Auszug aus den Erwägungen:

                   Extrait des considérants:

Erwägung 3

    3.- C'est à tort que la société Navitrans S.A. reproche à la Cour
de justice principalement d'avoir admis l'existence d'une prorogation
tacite de for en faveur du Tribunal de commerce de Paris. Ce moyen,
tiré d'une prétendue violation des art. 1er, 3 et 11 de la Convention,
n'est pas fondé.

    a) La question de la renonciation au for ordinaire doit être
résolue uniquement sur la base de l'art. 3 de la Convention. Cependant,
cette disposition ne fixe pas la manière dont le for prorogé doit être
choisi. Dans son message du 28 juin 1869, le Conseil fédéral a précisé
que, d'après l'art. 3, l'entente sur l'élection du domicile est comprise
dans le sens ordinaire, de sorte qu'il n'est pas nécessaire qu'elle soit
indiquée formellement, mais qu'elle peut aussi être tacite (FF 1869 II
p. 505 et 506).
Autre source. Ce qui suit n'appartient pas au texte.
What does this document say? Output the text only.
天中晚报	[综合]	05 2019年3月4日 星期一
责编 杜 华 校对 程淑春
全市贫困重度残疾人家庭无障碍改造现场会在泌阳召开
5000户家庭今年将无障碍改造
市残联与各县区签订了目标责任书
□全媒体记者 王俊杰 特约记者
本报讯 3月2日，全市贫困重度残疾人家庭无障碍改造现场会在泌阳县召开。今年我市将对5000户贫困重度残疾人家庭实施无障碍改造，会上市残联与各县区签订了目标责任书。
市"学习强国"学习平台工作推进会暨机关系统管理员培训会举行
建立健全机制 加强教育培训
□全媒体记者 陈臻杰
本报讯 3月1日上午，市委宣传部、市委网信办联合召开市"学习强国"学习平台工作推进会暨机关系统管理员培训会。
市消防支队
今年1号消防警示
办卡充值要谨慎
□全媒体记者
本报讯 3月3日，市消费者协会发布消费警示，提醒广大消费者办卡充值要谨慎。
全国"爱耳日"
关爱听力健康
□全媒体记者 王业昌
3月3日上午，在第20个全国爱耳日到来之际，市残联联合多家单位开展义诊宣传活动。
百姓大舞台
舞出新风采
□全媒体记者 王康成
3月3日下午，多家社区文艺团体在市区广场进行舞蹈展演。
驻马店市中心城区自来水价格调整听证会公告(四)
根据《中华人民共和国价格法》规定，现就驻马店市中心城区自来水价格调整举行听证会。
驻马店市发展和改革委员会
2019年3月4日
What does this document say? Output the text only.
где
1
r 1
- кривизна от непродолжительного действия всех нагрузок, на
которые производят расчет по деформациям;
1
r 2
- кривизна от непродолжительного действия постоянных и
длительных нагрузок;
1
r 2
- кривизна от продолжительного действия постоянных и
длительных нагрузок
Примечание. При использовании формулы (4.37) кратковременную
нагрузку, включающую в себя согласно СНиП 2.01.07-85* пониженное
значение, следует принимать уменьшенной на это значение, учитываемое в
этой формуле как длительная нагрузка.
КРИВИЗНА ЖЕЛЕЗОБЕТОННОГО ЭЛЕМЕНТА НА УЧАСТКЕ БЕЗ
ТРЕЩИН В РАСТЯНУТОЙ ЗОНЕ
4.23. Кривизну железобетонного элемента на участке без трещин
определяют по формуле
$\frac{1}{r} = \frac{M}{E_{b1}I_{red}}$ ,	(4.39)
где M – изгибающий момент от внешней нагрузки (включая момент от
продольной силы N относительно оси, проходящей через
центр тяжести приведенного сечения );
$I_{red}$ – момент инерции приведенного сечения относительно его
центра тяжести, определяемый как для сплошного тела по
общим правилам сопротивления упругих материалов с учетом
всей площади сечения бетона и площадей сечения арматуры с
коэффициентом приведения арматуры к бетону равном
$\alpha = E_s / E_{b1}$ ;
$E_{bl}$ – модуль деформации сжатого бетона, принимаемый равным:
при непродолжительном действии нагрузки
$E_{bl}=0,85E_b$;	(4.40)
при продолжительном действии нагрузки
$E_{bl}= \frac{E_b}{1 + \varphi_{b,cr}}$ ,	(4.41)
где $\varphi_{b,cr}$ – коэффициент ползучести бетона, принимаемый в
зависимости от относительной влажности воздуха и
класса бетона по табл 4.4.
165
Cet avis a été partagé par le Tribunal fédéral (ATF 48 I
93 et les arrêts cités) et, en France, la jurisprudence et la doctrine
admettent le même point de vue (voir H. BATTIFOL, Traité élémentaire
du droit international privé, 3e éd., Paris 1959 p. 792 no 710 A/2;
J.-P. NIBOYET, Traité de droit international privé français t. VI, Paris
1949 no 1866).

    b) Déjà dans le message du 28 juin 1869, le Conseil fédéral a
posé en principe que l'élection de domicile prévue à l'art. 3 de la
Convention peut résulter non seulement d'une entente formelle entre les
parties, mais aussi du simple fait que le défendeur a discuté au fond
devant le juge saisi du litige sans soulever l'exception d'incompétence
(FF 1869 II, p. 505/506). Ce principe, admis par la doctrine unanime,
a été appliqué en jurisprudence constante par le Tribunal fédéral, qui a
jugé que l'art. 11 de la Convention oblige simplement le juge à examiner
sa compétence malgré le défaut du défendeur, mais n'exclut nullement la
validité d'une prorogation de for dérivant de l'accord tacite des parties;
tel est notamment le cas lorsque le défendeur procède au fond sans soulever
le déclinatoire (ATF 49 I 204 et les arrêts cités, 49 I 552 consid. 3,
23 I 105 consid. 1; voir aussi MAX PETITPIERRE, La reconnaissance
et l'exécution des jugements civils étrangers en Suisse, Paris 1925,
p. 99; CHRISTIAN FISCHER, Les Conventions de prorogation de for inter-
et intracantonales en droit fédéral et en procédure civile vaudoise,
thèse de Lausanne 1969, p. 33 et 161 ss.).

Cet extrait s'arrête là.